Development and characterization of moisture- and heat-activated oxygen scavenging nanoparticle

alpha-tocopherol and a transition metal, iron, mixture was evaluated as a possible oxygen scavenger. The effects of moisture, amount of transition metal, and thermal processing on oxygen scavenging capability were also investigated. Results showed that alpha-tocopherol and transition metal had 6.72 cc O 2 per gram of oxygen scavenging capacity and 0.11 cc O2 per gram per day of oxygen scavenging rate.;Nanoencapsulation technology was adopted for the possible oxygen scavenging activation system. alpha-tocopherol-loaded poly epsilon-caprolactone (PCL) nanoparticles were prepared by oil in water (O/W) emulsion solvent evaporation with ultrasonification. The effects of PCL concentration, solvent in oil phase, and ultrasonification time on encapsulation efficiency (%), particle mean size, and loading (%) were investigated. Overall, 5% PCL in methylene chloride (DCM) as the solvent in the oil phase coupled with 3 minute ultrasonification time showed the best encapsulation formulation. Therefore, this formulation was selected for further research.;alpha-tocopherol-loaded nanoparticles and a transition metal in scavenger mixture were evaluated as a heat activated oxygen scavenger. The effects of moisture, amount of transition metal, and thermal processing on oxygen scavenging capability were also studied. Results showed that alpha-tocopherol-loaded nanoparticle and transition metal had 6.44 cc O2 per gram of oxygen scavenging capacity and 0.21 cc O2 per gram per day of oxygen scavenging rate.
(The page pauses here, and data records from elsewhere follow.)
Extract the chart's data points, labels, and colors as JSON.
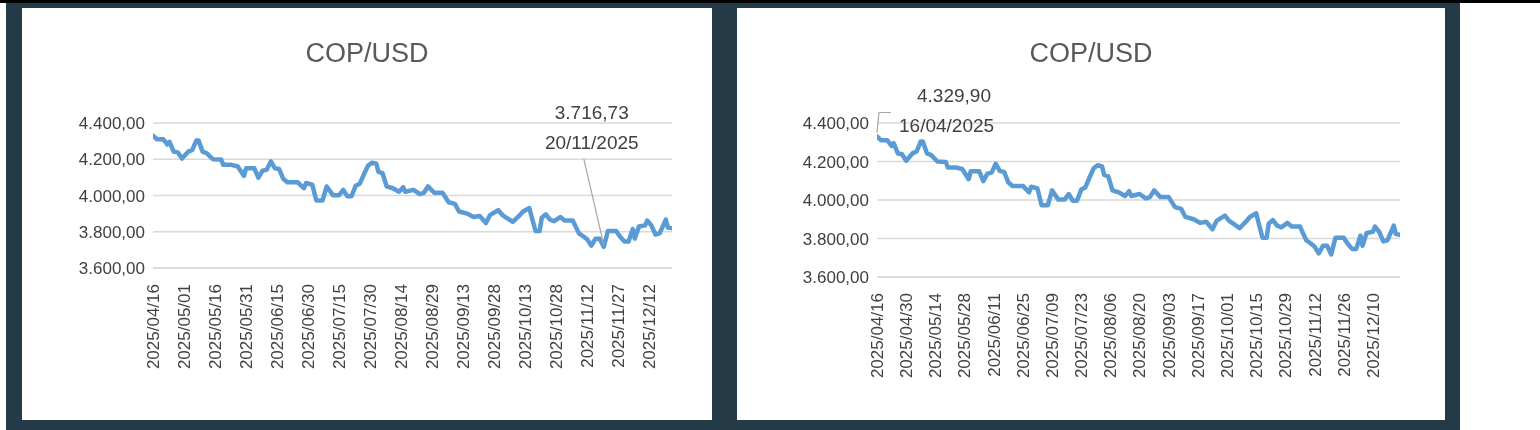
{
  "chart_data": [
    {
      "type": "line",
      "title": "COP/USD",
      "grid": "y",
      "x": [
        "2025-04-16",
        "2025-04-18",
        "2025-04-21",
        "2025-04-23",
        "2025-04-24",
        "2025-04-26",
        "2025-04-28",
        "2025-04-30",
        "2025-05-03",
        "2025-05-05",
        "2025-05-07",
        "2025-05-08",
        "2025-05-10",
        "2025-05-12",
        "2025-05-15",
        "2025-05-19",
        "2025-05-20",
        "2025-05-24",
        "2025-05-27",
        "2025-05-30",
        "2025-05-31",
        "2025-06-04",
        "2025-06-06",
        "2025-06-08",
        "2025-06-10",
        "2025-06-12",
        "2025-06-14",
        "2025-06-16",
        "2025-06-18",
        "2025-06-20",
        "2025-06-25",
        "2025-06-28",
        "2025-06-29",
        "2025-07-02",
        "2025-07-04",
        "2025-07-07",
        "2025-07-09",
        "2025-07-12",
        "2025-07-15",
        "2025-07-17",
        "2025-07-19",
        "2025-07-21",
        "2025-07-23",
        "2025-07-25",
        "2025-07-27",
        "2025-07-29",
        "2025-07-31",
        "2025-08-02",
        "2025-08-03",
        "2025-08-05",
        "2025-08-07",
        "2025-08-10",
        "2025-08-13",
        "2025-08-15",
        "2025-08-16",
        "2025-08-20",
        "2025-08-23",
        "2025-08-25",
        "2025-08-27",
        "2025-08-30",
        "2025-09-03",
        "2025-09-06",
        "2025-09-09",
        "2025-09-11",
        "2025-09-15",
        "2025-09-18",
        "2025-09-21",
        "2025-09-24",
        "2025-09-26",
        "2025-09-28",
        "2025-09-30",
        "2025-10-02",
        "2025-10-04",
        "2025-10-07",
        "2025-10-10",
        "2025-10-12",
        "2025-10-15",
        "2025-10-16",
        "2025-10-18",
        "2025-10-20",
        "2025-10-21",
        "2025-10-23",
        "2025-10-25",
        "2025-10-27",
        "2025-10-30",
        "2025-11-01",
        "2025-11-05",
        "2025-11-08",
        "2025-11-10",
        "2025-11-12",
        "2025-11-14",
        "2025-11-16",
        "2025-11-18",
        "2025-11-20",
        "2025-11-22",
        "2025-11-26",
        "2025-11-28",
        "2025-11-30",
        "2025-12-02",
        "2025-12-04",
        "2025-12-05",
        "2025-12-07",
        "2025-12-10",
        "2025-12-11",
        "2025-12-13",
        "2025-12-15",
        "2025-12-17",
        "2025-12-20",
        "2025-12-21",
        "2025-12-23"
      ],
      "series": [
        {
          "color": "#5b9bd5",
          "values": [
            4329.9,
            4310,
            4310,
            4281,
            4296,
            4242,
            4238,
            4204,
            4242,
            4252,
            4304,
            4304,
            4242,
            4233,
            4200,
            4198,
            4169,
            4169,
            4160,
            4108,
            4150,
            4150,
            4098,
            4137,
            4142,
            4188,
            4150,
            4146,
            4092,
            4073,
            4073,
            4040,
            4069,
            4060,
            3973,
            3973,
            4050,
            4002,
            4002,
            4031,
            3996,
            3996,
            4054,
            4065,
            4117,
            4165,
            4181,
            4175,
            4131,
            4123,
            4050,
            4040,
            4021,
            4046,
            4021,
            4031,
            4008,
            4015,
            4050,
            4015,
            4015,
            3963,
            3954,
            3912,
            3900,
            3881,
            3887,
            3848,
            3892,
            3906,
            3919,
            3892,
            3877,
            3854,
            3887,
            3912,
            3931,
            3887,
            3804,
            3804,
            3877,
            3896,
            3867,
            3858,
            3881,
            3862,
            3862,
            3791,
            3775,
            3758,
            3723,
            3762,
            3762,
            3716.73,
            3804,
            3804,
            3771,
            3746,
            3746,
            3815,
            3762,
            3829,
            3835,
            3862,
            3835,
            3785,
            3791,
            3867,
            3823,
            3819
          ]
        }
      ],
      "xlim": [
        "2025-04-16",
        "2025-12-23"
      ],
      "xticks": [
        {
          "value": "2025-04-16",
          "label": "2025/04/16"
        },
        {
          "value": "2025-05-01",
          "label": "2025/05/01"
        },
        {
          "value": "2025-05-16",
          "label": "2025/05/16"
        },
        {
          "value": "2025-05-31",
          "label": "2025/05/31"
        },
        {
          "value": "2025-06-15",
          "label": "2025/06/15"
        },
        {
          "value": "2025-06-30",
          "label": "2025/06/30"
        },
        {
          "value": "2025-07-15",
          "label": "2025/07/15"
        },
        {
          "value": "2025-07-30",
          "label": "2025/07/30"
        },
        {
          "value": "2025-08-14",
          "label": "2025/08/14"
        },
        {
          "value": "2025-08-29",
          "label": "2025/08/29"
        },
        {
          "value": "2025-09-13",
          "label": "2025/09/13"
        },
        {
          "value": "2025-09-28",
          "label": "2025/09/28"
        },
        {
          "value": "2025-10-13",
          "label": "2025/10/13"
        },
        {
          "value": "2025-10-28",
          "label": "2025/10/28"
        },
        {
          "value": "2025-11-12",
          "label": "2025/11/12"
        },
        {
          "value": "2025-11-27",
          "label": "2025/11/27"
        },
        {
          "value": "2025-12-12",
          "label": "2025/12/12"
        }
      ],
      "ylim": [
        3600,
        4400
      ],
      "yticks": [
        {
          "value": 3600,
          "label": "3.600,00"
        },
        {
          "value": 3800,
          "label": "3.800,00"
        },
        {
          "value": 4000,
          "label": "4.000,00"
        },
        {
          "value": 4200,
          "label": "4.200,00"
        },
        {
          "value": 4400,
          "label": "4.400,00"
        }
      ],
      "annotations": [
        {
          "text": "3.716,73\n20/11/2025",
          "x": "2025-11-20",
          "y": 3716.73
        }
      ]
    },
    {
      "type": "line",
      "title": "COP/USD",
      "grid": "y",
      "x": [
        "2025-04-16",
        "2025-04-18",
        "2025-04-21",
        "2025-04-23",
        "2025-04-24",
        "2025-04-26",
        "2025-04-28",
        "2025-04-30",
        "2025-05-03",
        "2025-05-05",
        "2025-05-07",
        "2025-05-08",
        "2025-05-10",
        "2025-05-12",
        "2025-05-15",
        "2025-05-19",
        "2025-05-20",
        "2025-05-24",
        "2025-05-27",
        "2025-05-30",
        "2025-05-31",
        "2025-06-04",
        "2025-06-06",
        "2025-06-08",
        "2025-06-10",
        "2025-06-12",
        "2025-06-14",
        "2025-06-16",
        "2025-06-18",
        "2025-06-20",
        "2025-06-25",
        "2025-06-28",
        "2025-06-29",
        "2025-07-02",
        "2025-07-04",
        "2025-07-07",
        "2025-07-09",
        "2025-07-12",
        "2025-07-15",
        "2025-07-17",
        "2025-07-19",
        "2025-07-21",
        "2025-07-23",
        "2025-07-25",
        "2025-07-27",
        "2025-07-29",
        "2025-07-31",
        "2025-08-02",
        "2025-08-03",
        "2025-08-05",
        "2025-08-07",
        "2025-08-10",
        "2025-08-13",
        "2025-08-15",
        "2025-08-16",
        "2025-08-20",
        "2025-08-23",
        "2025-08-25",
        "2025-08-27",
        "2025-08-30",
        "2025-09-03",
        "2025-09-06",
        "2025-09-09",
        "2025-09-11",
        "2025-09-15",
        "2025-09-18",
        "2025-09-21",
        "2025-09-24",
        "2025-09-26",
        "2025-09-28",
        "2025-09-30",
        "2025-10-02",
        "2025-10-04",
        "2025-10-07",
        "2025-10-10",
        "2025-10-12",
        "2025-10-15",
        "2025-10-16",
        "2025-10-18",
        "2025-10-20",
        "2025-10-21",
        "2025-10-23",
        "2025-10-25",
        "2025-10-27",
        "2025-10-30",
        "2025-11-01",
        "2025-11-05",
        "2025-11-08",
        "2025-11-10",
        "2025-11-12",
        "2025-11-14",
        "2025-11-16",
        "2025-11-18",
        "2025-11-20",
        "2025-11-22",
        "2025-11-26",
        "2025-11-28",
        "2025-11-30",
        "2025-12-02",
        "2025-12-04",
        "2025-12-05",
        "2025-12-07",
        "2025-12-10",
        "2025-12-11",
        "2025-12-13",
        "2025-12-15",
        "2025-12-17",
        "2025-12-20",
        "2025-12-21",
        "2025-12-23"
      ],
      "series": [
        {
          "color": "#5b9bd5",
          "values": [
            4329.9,
            4310,
            4310,
            4281,
            4296,
            4242,
            4238,
            4204,
            4242,
            4252,
            4304,
            4304,
            4242,
            4233,
            4200,
            4198,
            4169,
            4169,
            4160,
            4108,
            4150,
            4150,
            4098,
            4137,
            4142,
            4188,
            4150,
            4146,
            4092,
            4073,
            4073,
            4040,
            4069,
            4060,
            3973,
            3973,
            4050,
            4002,
            4002,
            4031,
            3996,
            3996,
            4054,
            4065,
            4117,
            4165,
            4181,
            4175,
            4131,
            4123,
            4050,
            4040,
            4021,
            4046,
            4021,
            4031,
            4008,
            4015,
            4050,
            4015,
            4015,
            3963,
            3954,
            3912,
            3900,
            3881,
            3887,
            3848,
            3892,
            3906,
            3919,
            3892,
            3877,
            3854,
            3887,
            3912,
            3931,
            3887,
            3804,
            3804,
            3877,
            3896,
            3867,
            3858,
            3881,
            3862,
            3862,
            3791,
            3775,
            3758,
            3723,
            3762,
            3762,
            3716.73,
            3804,
            3804,
            3771,
            3746,
            3746,
            3815,
            3762,
            3829,
            3835,
            3862,
            3835,
            3785,
            3791,
            3867,
            3823,
            3819
          ]
        }
      ],
      "xlim": [
        "2025-04-16",
        "2025-12-23"
      ],
      "xticks": [
        {
          "value": "2025-04-16",
          "label": "2025/04/16"
        },
        {
          "value": "2025-04-30",
          "label": "2025/04/30"
        },
        {
          "value": "2025-05-14",
          "label": "2025/05/14"
        },
        {
          "value": "2025-05-28",
          "label": "2025/05/28"
        },
        {
          "value": "2025-06-11",
          "label": "2025/06/11"
        },
        {
          "value": "2025-06-25",
          "label": "2025/06/25"
        },
        {
          "value": "2025-07-09",
          "label": "2025/07/09"
        },
        {
          "value": "2025-07-23",
          "label": "2025/07/23"
        },
        {
          "value": "2025-08-06",
          "label": "2025/08/06"
        },
        {
          "value": "2025-08-20",
          "label": "2025/08/20"
        },
        {
          "value": "2025-09-03",
          "label": "2025/09/03"
        },
        {
          "value": "2025-09-17",
          "label": "2025/09/17"
        },
        {
          "value": "2025-10-01",
          "label": "2025/10/01"
        },
        {
          "value": "2025-10-15",
          "label": "2025/10/15"
        },
        {
          "value": "2025-10-29",
          "label": "2025/10/29"
        },
        {
          "value": "2025-11-12",
          "label": "2025/11/12"
        },
        {
          "value": "2025-11-26",
          "label": "2025/11/26"
        },
        {
          "value": "2025-12-10",
          "label": "2025/12/10"
        }
      ],
      "ylim": [
        3600,
        4400
      ],
      "yticks": [
        {
          "value": 3600,
          "label": "3.600,00"
        },
        {
          "value": 3800,
          "label": "3.800,00"
        },
        {
          "value": 4000,
          "label": "4.000,00"
        },
        {
          "value": 4200,
          "label": "4.200,00"
        },
        {
          "value": 4400,
          "label": "4.400,00"
        }
      ],
      "annotations": [
        {
          "text": "4.329,90\n16/04/2025",
          "x": "2025-04-16",
          "y": 4329.9
        }
      ]
    }
  ]
}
Heat was used as the activator to initiate the oxygen scavenging reaction. However, adding moisture lowered the oxygen scavenging capability.;An active fish gelatin film was developed by customized film applicator and its physical properties and oxygen scavenging capabilities were investigated. The effects of moisture and thermal processing on oxygen scavenging capability were also studied. alpha-tocopherol-loaded nanoparticles and a transition metal was added into the warm water fish gelatin and cast into a film. Agglomeration of the oxygen scavenger caused a rough film surface, decreased tensile strength, increased elongation at break, and increased oxygen permeability. The active fish gelatin film had an oxygen scavenging capacity of 1969.08 cc O2 per square meter per mil thickness with water as the activator which triggered the oxygen scavenging reaction. However, thermal processing at temperature above 140oF destroyed the oxygen scavenging ability of the film.